I realize now that I must have been taking care of Micah during Joe’s paper. I thoroughly enjoyed it (and I’d heard it before). But one of the most interesting parts of his presentation was Rosalynde’s creative description of Joe’s general presentation style. How Joe is like someone taking us down a busy road in downtown NYC and pointing out this and that to us. Or a biologist who slices something smaller and smaller and looks at it under a microscope. Etc. It was a complimentary and creative response to Joe.

Also, Deidre gave a paper in the afternoon that I failed to comment on here. I think I remember feeling like I needed to know a lot more about feminism to really appreciate what she was getting at. She did a great job, but I have a lot more to learn about feminist theory and feminist theology.

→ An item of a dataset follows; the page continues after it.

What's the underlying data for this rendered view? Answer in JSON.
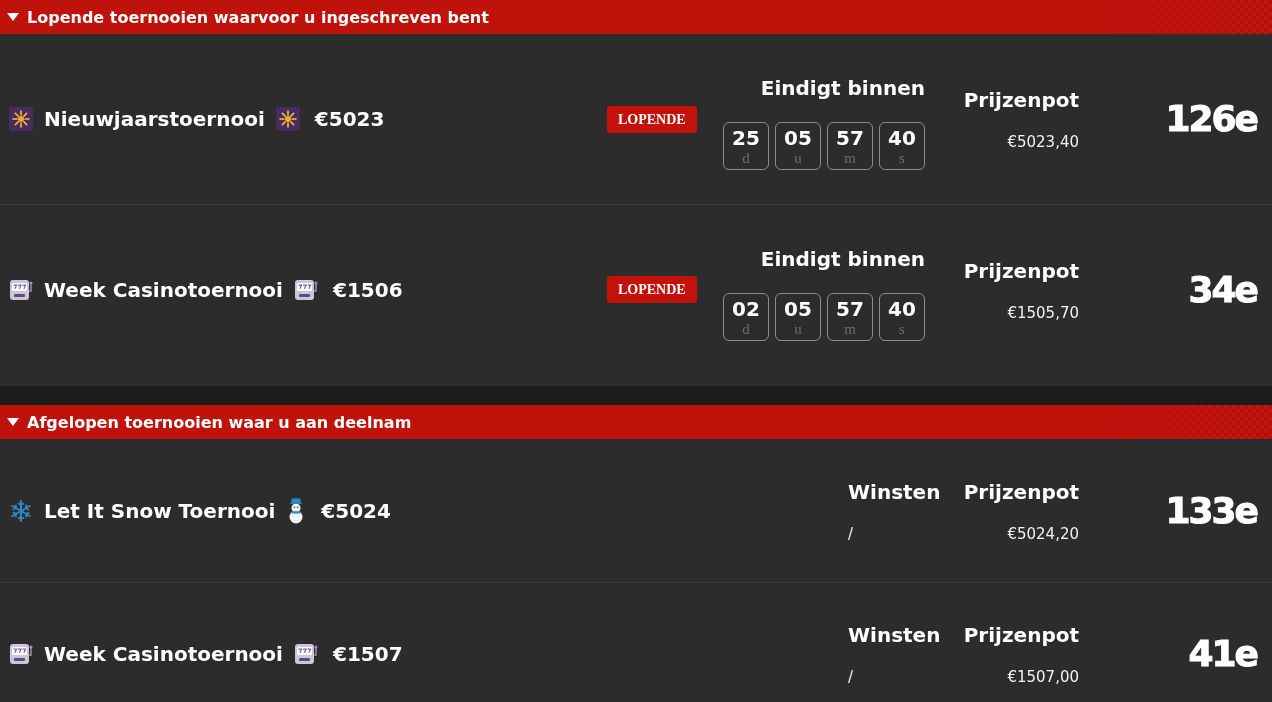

But a wonderful, wonderful conference! Every paper and every response gave me things to think about. Every lunch or dinner conversation was enlightening and fun. I don’t desire the attention and work that comes with presenting at a conference, but I think I’ve almost talked myself into writing up and submitting papers to these sorts of things (like MSH) just so I can have the excuse to go and be around the people and the conversations during these conferences.

Thanks to Sue, again, who offered to watch our kids so I could go both days! It was a great experience.